2017 Dublin Senior Football Championship

Tournament details
- County: Dublin
- Year: 2017
- Trophy: Clerys Cup
- Date: 20 April - 15 November
- Teams: 32
- Defending champions: St. Vincent's

Winners
- Champions: St. Vincent's (29th win)
- Manager: Brian Mullins
- Captain: Diarmuid Connolly
- Qualify for: Leinster Club SFC

Runners-up
- Runners-up: Ballymun Kickhams
- Manager: Paul Curran

Promotion/Relegation
- Relegated team(s): UCD GAA

Other
- Matches played: 46
- Website: Dublin GAA.ie

= 2017 Dublin Senior Football Championship =

The 2017 Dublin Senior Football Championship was the 131st edition of Dublin GAA's premier gaelic football tournament for senior clubs in County Dublin, Ireland. 32 teams participate, with the winner representing Dublin in the Leinster Senior Club Football Championship.

This was Fingallians return to the top flight of Dublin football after a 5-year exodus.

St. Vincent's were the defending Dublin (and Leinster champions) having defeated Castleknock in the 2016 Dublin championship final.

==Format==

Senior Football Championship

The Senior Football Championship has a straight knock-out format.

Senior Football Championship Tournament

- The losers of the round 1 matches enter the Senior Football Championship Tournament.
- The losers of round 1 matches of the Senior Football Championship Tournament enter a relegation playoff if a non-reserve side wins the Dublin Intermediate Football Championship.

==Team changes==
The following teams have changed division since the 2016 championship season –

Promoted to 2017 Senior Football Championship from 2016 Intermediate Football Championship
- Fingallians

Relegated from 2016 Senior Football Championship to 2017 Intermediate Football Championship
- O'Tooles

==Senior Football Championship==

===Round 1===
All 32 teams enter the championship at this stage. The 16 winning teams advance to round 2 while the 16 losing teams exit the Senior 'A' Football Championship and enter the Senior 'B' Football Championship.

===Round 2===
The 16 winners of the first round matches play each other. The 8 winners proceed to the quarter-finals while the 8 losers exit the championship.

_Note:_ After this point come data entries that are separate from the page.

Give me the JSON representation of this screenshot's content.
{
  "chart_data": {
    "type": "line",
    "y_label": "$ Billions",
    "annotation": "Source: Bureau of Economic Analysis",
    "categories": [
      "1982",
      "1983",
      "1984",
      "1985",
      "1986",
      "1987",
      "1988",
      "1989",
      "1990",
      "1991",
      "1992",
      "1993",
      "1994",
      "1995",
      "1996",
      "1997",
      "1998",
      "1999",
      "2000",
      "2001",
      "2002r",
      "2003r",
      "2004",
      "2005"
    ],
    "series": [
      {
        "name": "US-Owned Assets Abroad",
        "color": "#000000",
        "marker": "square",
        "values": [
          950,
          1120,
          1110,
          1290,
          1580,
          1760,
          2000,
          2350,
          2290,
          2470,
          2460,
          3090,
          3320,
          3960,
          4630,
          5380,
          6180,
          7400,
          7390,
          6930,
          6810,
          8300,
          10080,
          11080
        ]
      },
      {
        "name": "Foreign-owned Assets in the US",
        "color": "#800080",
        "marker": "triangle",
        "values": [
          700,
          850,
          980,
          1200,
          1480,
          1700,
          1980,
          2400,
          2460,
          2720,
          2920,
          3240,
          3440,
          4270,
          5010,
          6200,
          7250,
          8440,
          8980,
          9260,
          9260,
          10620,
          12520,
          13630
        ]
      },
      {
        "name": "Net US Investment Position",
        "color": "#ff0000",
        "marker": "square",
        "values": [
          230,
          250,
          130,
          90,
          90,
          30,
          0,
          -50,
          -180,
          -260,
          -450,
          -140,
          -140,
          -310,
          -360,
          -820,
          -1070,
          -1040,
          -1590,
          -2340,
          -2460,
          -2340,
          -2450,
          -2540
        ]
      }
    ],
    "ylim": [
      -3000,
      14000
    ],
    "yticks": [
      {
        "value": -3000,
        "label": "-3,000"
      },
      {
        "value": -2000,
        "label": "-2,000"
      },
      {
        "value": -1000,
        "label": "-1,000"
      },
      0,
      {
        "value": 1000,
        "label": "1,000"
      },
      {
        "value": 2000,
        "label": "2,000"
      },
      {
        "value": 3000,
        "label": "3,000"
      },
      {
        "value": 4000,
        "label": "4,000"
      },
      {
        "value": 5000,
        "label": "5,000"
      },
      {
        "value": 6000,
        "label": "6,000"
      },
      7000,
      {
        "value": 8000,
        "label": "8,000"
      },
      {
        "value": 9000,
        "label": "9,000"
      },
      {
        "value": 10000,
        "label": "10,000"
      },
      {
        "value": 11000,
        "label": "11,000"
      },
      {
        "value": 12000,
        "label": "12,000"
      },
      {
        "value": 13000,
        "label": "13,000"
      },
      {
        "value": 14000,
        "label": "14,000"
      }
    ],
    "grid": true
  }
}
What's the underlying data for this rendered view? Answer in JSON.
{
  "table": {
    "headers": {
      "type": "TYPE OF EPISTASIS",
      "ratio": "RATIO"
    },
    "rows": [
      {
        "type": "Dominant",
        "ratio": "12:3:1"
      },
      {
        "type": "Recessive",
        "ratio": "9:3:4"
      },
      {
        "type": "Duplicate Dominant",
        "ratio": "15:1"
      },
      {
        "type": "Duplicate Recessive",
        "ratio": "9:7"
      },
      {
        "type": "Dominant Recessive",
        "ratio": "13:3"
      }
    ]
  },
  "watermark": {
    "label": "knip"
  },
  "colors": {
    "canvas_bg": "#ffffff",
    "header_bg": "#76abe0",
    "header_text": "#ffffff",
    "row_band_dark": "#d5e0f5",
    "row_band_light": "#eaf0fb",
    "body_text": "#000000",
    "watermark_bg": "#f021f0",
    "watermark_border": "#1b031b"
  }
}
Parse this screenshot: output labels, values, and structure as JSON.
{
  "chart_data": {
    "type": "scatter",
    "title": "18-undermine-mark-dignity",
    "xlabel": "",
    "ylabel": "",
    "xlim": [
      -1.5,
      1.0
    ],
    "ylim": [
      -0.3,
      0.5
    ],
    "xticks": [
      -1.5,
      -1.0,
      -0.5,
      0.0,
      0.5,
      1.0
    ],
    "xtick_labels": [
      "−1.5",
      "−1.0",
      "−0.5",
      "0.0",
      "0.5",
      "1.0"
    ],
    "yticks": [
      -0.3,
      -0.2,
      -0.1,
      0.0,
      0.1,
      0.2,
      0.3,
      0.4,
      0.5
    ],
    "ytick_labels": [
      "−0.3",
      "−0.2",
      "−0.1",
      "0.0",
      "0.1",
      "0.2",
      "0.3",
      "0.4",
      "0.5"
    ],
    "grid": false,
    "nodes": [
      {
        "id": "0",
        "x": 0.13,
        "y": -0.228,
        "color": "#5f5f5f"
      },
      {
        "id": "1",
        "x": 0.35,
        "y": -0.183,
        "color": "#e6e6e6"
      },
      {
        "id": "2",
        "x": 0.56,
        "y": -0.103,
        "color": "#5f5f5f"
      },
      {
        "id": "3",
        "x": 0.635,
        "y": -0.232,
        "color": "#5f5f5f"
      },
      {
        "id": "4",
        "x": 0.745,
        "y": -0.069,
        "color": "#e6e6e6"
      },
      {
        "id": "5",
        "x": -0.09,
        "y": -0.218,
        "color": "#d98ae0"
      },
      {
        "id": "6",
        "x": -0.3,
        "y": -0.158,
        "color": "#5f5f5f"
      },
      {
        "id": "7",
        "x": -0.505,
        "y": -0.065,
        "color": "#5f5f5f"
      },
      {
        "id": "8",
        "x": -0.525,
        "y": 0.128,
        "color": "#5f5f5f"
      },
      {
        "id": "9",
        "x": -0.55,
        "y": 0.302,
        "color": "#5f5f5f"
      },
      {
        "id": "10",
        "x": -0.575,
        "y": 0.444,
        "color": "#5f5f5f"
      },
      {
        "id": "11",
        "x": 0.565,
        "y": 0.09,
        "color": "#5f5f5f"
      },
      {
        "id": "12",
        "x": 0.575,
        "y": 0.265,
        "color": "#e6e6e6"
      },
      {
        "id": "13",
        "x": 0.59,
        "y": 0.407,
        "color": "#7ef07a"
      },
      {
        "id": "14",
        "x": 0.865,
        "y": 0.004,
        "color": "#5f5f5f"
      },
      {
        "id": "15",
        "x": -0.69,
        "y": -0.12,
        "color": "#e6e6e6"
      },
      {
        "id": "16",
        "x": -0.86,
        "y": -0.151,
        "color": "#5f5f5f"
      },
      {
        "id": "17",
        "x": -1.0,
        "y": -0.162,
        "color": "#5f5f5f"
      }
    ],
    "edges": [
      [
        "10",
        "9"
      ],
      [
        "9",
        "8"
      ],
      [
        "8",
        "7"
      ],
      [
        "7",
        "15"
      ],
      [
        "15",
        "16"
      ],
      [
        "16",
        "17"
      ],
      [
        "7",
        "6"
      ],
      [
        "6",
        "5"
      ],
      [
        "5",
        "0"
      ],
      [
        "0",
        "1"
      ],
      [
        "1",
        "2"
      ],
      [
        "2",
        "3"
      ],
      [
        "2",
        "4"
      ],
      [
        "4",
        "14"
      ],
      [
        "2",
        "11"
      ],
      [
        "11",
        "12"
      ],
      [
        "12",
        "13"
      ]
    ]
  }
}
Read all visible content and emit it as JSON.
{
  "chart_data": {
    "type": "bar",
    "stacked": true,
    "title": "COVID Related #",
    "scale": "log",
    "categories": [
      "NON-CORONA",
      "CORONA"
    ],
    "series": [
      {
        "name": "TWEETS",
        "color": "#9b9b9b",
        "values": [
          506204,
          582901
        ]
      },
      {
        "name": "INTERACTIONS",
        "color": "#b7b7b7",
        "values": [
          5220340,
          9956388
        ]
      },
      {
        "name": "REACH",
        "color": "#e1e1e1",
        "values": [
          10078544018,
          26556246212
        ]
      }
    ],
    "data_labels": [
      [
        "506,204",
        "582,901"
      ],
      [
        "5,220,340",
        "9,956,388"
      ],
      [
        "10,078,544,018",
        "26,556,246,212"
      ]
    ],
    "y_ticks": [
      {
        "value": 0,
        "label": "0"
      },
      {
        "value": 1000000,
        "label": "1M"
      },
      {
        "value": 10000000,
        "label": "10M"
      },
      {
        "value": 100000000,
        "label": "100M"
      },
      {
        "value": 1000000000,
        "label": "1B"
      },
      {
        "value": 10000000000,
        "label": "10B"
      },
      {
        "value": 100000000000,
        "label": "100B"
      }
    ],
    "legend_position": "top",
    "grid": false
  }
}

==Senior Football Championship Tournament==

The Dublin Senior 'B' Football Championship has been renamed as the Senior Football Championship Tournament.

===SFC Tournament Round 1===

The 16 losers from the First Round play off in this round. The 8 winners proceed to the SFC Tournament Quarter-Finals while the 8 losers exit the championship. One team is designated home advantage for each tie in a random draw.